Nokia is 7 years too late trying to be the company Ericsson remade itself into in the 2000. The key blunder was Nokia's backing WiMAX, a technology that was horribly marketed as potentially cutting out the major telecoms, whereas Ericsson helped
create LTE with Verizon by providing a solution for Verizon to upgrade from CDMA.
It's surprising to me that the tech sites have not trumpeted perhaps history's greatest example of a company paying the price for failing to invest in the next generation of technology. Instead of building on its baseband expertise, Nokia tried to outsource it ignoring LTE. This destroyed its relationship with its fab partner TI who then pulled out of the mobile phone market leaving Nokia with no supplier for its then line of phones. Nokia was then left having to turn to Qualcomm
... only it had been involved in a massive legal battle with Qualcomm over IP which Nokia then had to settle for an immediate payment of the equivalent of billions of dollars.

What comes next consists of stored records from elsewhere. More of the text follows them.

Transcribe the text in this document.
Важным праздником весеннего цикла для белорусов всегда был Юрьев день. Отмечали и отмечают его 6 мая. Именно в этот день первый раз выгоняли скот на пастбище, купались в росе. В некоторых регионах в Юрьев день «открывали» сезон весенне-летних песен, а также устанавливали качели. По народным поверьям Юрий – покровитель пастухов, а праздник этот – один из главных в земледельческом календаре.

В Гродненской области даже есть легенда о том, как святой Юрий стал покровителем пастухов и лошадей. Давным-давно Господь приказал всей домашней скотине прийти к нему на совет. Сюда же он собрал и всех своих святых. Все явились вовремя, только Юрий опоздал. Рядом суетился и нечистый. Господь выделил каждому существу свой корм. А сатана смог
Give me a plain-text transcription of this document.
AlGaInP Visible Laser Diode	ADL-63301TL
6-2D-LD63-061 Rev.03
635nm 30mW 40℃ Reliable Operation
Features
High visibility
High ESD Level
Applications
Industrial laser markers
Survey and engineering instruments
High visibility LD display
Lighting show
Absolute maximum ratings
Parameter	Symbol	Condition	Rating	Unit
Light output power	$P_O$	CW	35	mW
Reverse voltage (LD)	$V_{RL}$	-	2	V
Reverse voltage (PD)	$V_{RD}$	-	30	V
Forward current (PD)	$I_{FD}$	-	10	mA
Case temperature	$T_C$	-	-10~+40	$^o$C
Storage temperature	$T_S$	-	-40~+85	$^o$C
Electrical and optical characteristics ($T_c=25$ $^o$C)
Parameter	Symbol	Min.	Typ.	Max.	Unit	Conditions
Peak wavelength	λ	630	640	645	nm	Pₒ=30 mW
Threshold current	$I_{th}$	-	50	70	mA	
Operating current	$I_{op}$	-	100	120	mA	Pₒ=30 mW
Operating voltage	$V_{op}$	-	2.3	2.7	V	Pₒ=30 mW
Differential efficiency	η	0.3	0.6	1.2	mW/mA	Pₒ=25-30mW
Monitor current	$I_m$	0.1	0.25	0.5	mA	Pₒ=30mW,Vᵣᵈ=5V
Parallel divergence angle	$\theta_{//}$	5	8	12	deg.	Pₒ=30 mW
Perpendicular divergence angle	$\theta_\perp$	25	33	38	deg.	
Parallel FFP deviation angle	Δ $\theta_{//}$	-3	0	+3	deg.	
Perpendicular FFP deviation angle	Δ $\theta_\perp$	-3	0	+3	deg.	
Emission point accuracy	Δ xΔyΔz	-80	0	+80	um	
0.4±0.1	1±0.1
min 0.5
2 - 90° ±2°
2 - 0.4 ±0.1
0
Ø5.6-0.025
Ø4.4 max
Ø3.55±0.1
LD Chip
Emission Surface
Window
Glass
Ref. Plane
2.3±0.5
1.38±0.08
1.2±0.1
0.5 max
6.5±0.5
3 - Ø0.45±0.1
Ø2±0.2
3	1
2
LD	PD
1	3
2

One must remember in 2008 the tech press was reporting that it was Qualcomm that was on the ropes due to its IP steadily decreasing in value. But Qualcomm, whose CEO was a Ph.D. in EECS from Cal Berkeley, invested in developing their own ARM SoC as well as LTE baseband chips and bought AMD mobile graphics division for a complete smartphone solution. Meanwhile Nokia invested in neither a modern ARM SoC, unlike Apple and Qualcomm and Samsung, nor in LTE baseband chipsets, nor in foundry relationships unlike again Apple, Qualcomm, and Samsung.
Nokia the phone company was a dead man walking in 2008 long before Elop got there.